3 Şubat 2011 Perşembe

Çeneni KapaT


Giriş kısmına gerek yok, direk konuya geçeceğim...

Dün yaşanan hüzün saatlerinin hemen ardından beklediğim ve olmasın diye neredeyse dua ettiğim günler başladı maalesef...

Konu: "Defne Yorumları"

Yakın çevremde olmaz, benim etrafımda böyle adam barınmaz diye boşu boşuna böbürlenen yüreğim sabahın erken saatlerinde yerle yeksan edildi. Dünden beri nasıl acı çektiğimi, nasıl üzüldüğümü (her normal insan ve en çok her normal "anne" gibi) göre göre, bu geceyi Defne gibi bir morg çekmecesinde değil, sıcacık yatağında pozisyon değiştirerek geçiren zat-ı muhteremler bugünümü alt-üst eden cümleyi yüzüme patladıverdiler...
"Su testisi, su yolunda kırılır"

Kimsenin su testisi de, nerede doldurduğu da, nerde ve neden kırdığı da kimseyi ilgilendirmez, terbiyesizliğin luzumu yok!!!
En dayanamadığım şey de kendini sonsuza dek savunamayacak, açıklama yapamayacak kadar uzağa gitmiş bir insanın ardından yapılan fütursuzca yorumların kulağımdan içeriye süzülmesi. Çünkü bu laf salatalarının nereye gittiğini bilmeden öylece ortaya atılması, benim için kavgaya davet mektupları gibidir. Sadece bu isme özel değil, ölümle sonuçlanmış her olayın ardından yapılan sivri zeka yorumlara kapım sonuna kadar kapalı...!
Çok da fena yaparım, yaptım da, pişman da değilim....!!!

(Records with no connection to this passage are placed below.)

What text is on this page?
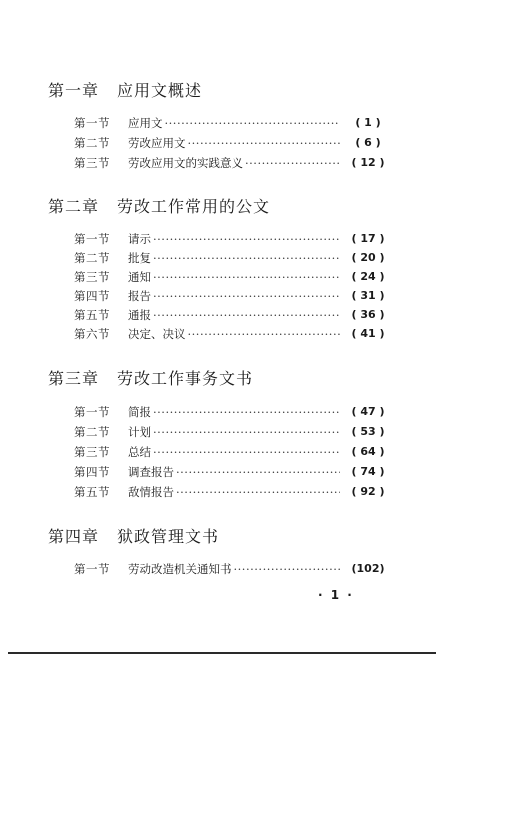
第一章 应用文概述
第一节	应用文 ·····	( 1 )
第二节	劳改应用文 ·····	( 6 )
第三节	劳改应用文的实践意义 ·····	( 12 )
第二章 劳改工作常用的公文
第一节	请示 ·····	( 17 )
第二节	批复 ·····	( 20 )
第三节	通知 ·····	( 24 )
第四节	报告 ·····	( 31 )
第五节	通报 ·····	( 36 )
第六节	决定、决议 ·····	( 41 )
第三章 劳改工作事务文书
第一节	简报 ·····	( 47 )
第二节	计划 ·····	( 53 )
第三节	总结 ·····	( 64 )
第四节	调查报告 ·····	( 74 )
第五节	敌情报告 ·····	( 92 )
第四章 狱政管理文书
第一节	劳动改造机关通知书 ·····	(102)
· 1 ·
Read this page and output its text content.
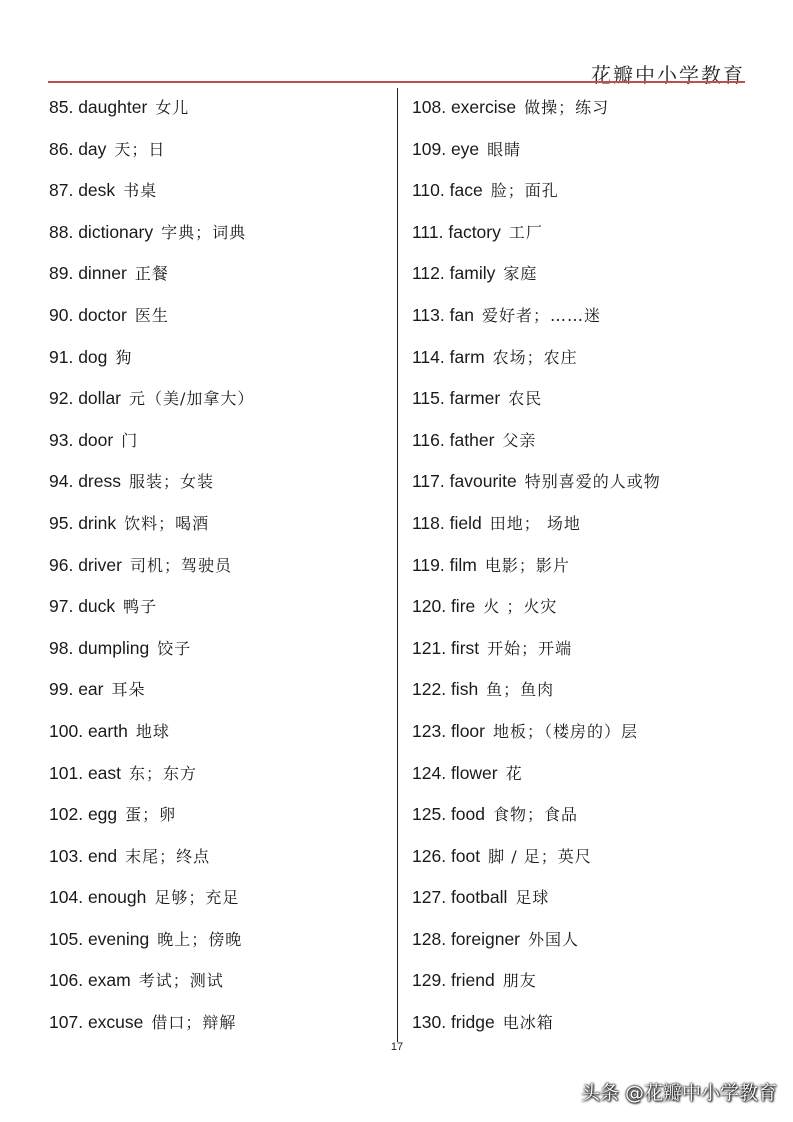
花瓣中小学教育
85. daughter 女儿
86. day 天；日
87. desk 书桌
88. dictionary 字典；词典
89. dinner 正餐
90. doctor 医生
91. dog 狗
92. dollar 元（美/加拿大）
93. door 门
94. dress 服装；女装
95. drink 饮料；喝酒
96. driver 司机；驾驶员
97. duck 鸭子
98. dumpling 饺子
99. ear 耳朵
100. earth 地球
101. east 东；东方
102. egg 蛋；卵
103. end 末尾；终点
104. enough 足够；充足
105. evening 晚上；傍晚
106. exam 考试；测试
107. excuse 借口；辩解
108. exercise 做操；练习
109. eye 眼睛
110. face 脸；面孔
111. factory 工厂
112. family 家庭
113. fan 爱好者；……迷
114. farm 农场；农庄
115. farmer 农民
116. father 父亲
117. favourite 特别喜爱的人或物
118. field 田地； 场地
119. film 电影；影片
120. fire 火 ；火灾
121. first 开始；开端
122. fish 鱼；鱼肉
123. floor 地板；（楼房的）层
124. flower 花
125. food 食物；食品
126. foot 脚 / 足；英尺
127. football 足球
128. foreigner 外国人
129. friend 朋友
130. fridge 电冰箱
17
头条 @花瓣中小学教育
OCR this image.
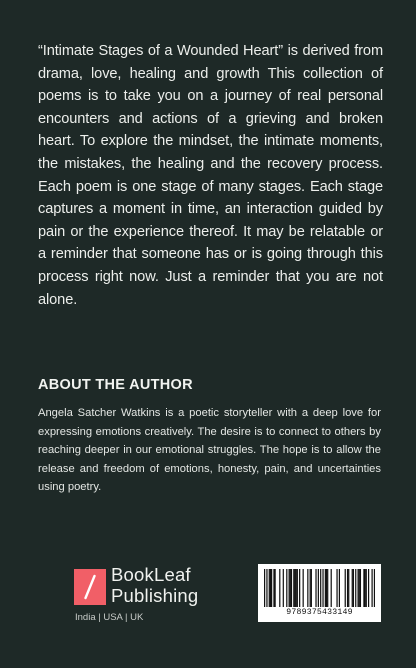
“Intimate Stages of a Wounded Heart” is derived from drama, love, healing and growth This collection of poems is to take you on a journey of real personal encounters and actions of a grieving and broken heart. To explore the mindset, the intimate moments, the mistakes, the healing and the recovery process. Each poem is one stage of many stages. Each stage captures a moment in time, an interaction guided by pain or the experience thereof. It may be relatable or a reminder that someone has or is going through this process right now. Just a reminder that you are not alone.

ABOUT THE AUTHOR

Angela Satcher Watkins is a poetic storyteller with a deep love for expressing emotions creatively. The desire is to connect to others by reaching deeper in our emotional struggles. The hope is to allow the release and freedom of emotions, honesty, pain, and uncertainties using poetry.

BookLeaf
Publishing
India | USA | UK	9789375433149
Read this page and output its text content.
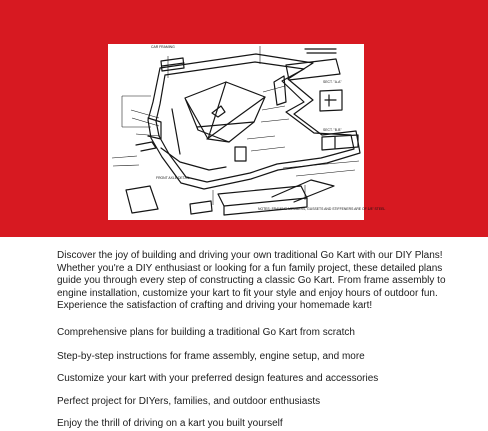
CAR FRAMING
SECT. "A-A"
SECT. "B-B"
FRONT AXLE DETAIL
NOTES: FRAMING MEMBERS, GUSSETS AND STIFFENERS ARE OF 1/8" STEEL

Discover the joy of building and driving your own traditional Go Kart with our DIY Plans! Whether you're a DIY enthusiast or looking for a fun family project, these detailed plans guide you through every step of constructing a classic Go Kart. From frame assembly to engine installation, customize your kart to fit your style and enjoy hours of outdoor fun. Experience the satisfaction of crafting and driving your homemade kart!

Comprehensive plans for building a traditional Go Kart from scratch

Step-by-step instructions for frame assembly, engine setup, and more

Customize your kart with your preferred design features and accessories

Perfect project for DIYers, families, and outdoor enthusiasts

Enjoy the thrill of driving on a kart you built yourself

Bu kızcağızın kimlerle görüştüğü, kimden neyi gizlediği, ne kadar günah işlerdiği sadece Yaradan ile aralarında bir mevzuuyken, sen ne hakla bu kadar ukalaca konuşabiliyorsun? Senin hayatına paralel yaşamayan, senin standartlarının dışında çıkan herkes ölümü mü hakeder gerçekten?
Peki, insanların arasında sevgi kelebeği şekilnde dolaşman ne menem bir davranıştır?
Ben bu saatten sonra senin dostluğundan, paylaşımlarından, hatta insanlığından şüphe eder miyim, etmez miyim arkadaş?!

Cıvıl cıvıl, ışıl ışıl bir genç kadın...
Ardında ona muhtaç bir bebek, (birşeylerden haberli ya da habersiz) aşkla evlendiği bir eş, yüreği dağlanan cayır cayır yanan bir anne, ayaklarında derman kalmamış bir dayı, acıdan yüreği sıkışan dostlar ve bu kadar sevgi bırakmış bir insanın ardından sadece "Nurlar içinde uyusun" denir.... Kalanlara "Allah sabırlar versin" denir.........
gerisi terbiyesizliktir, kabul edilemez.....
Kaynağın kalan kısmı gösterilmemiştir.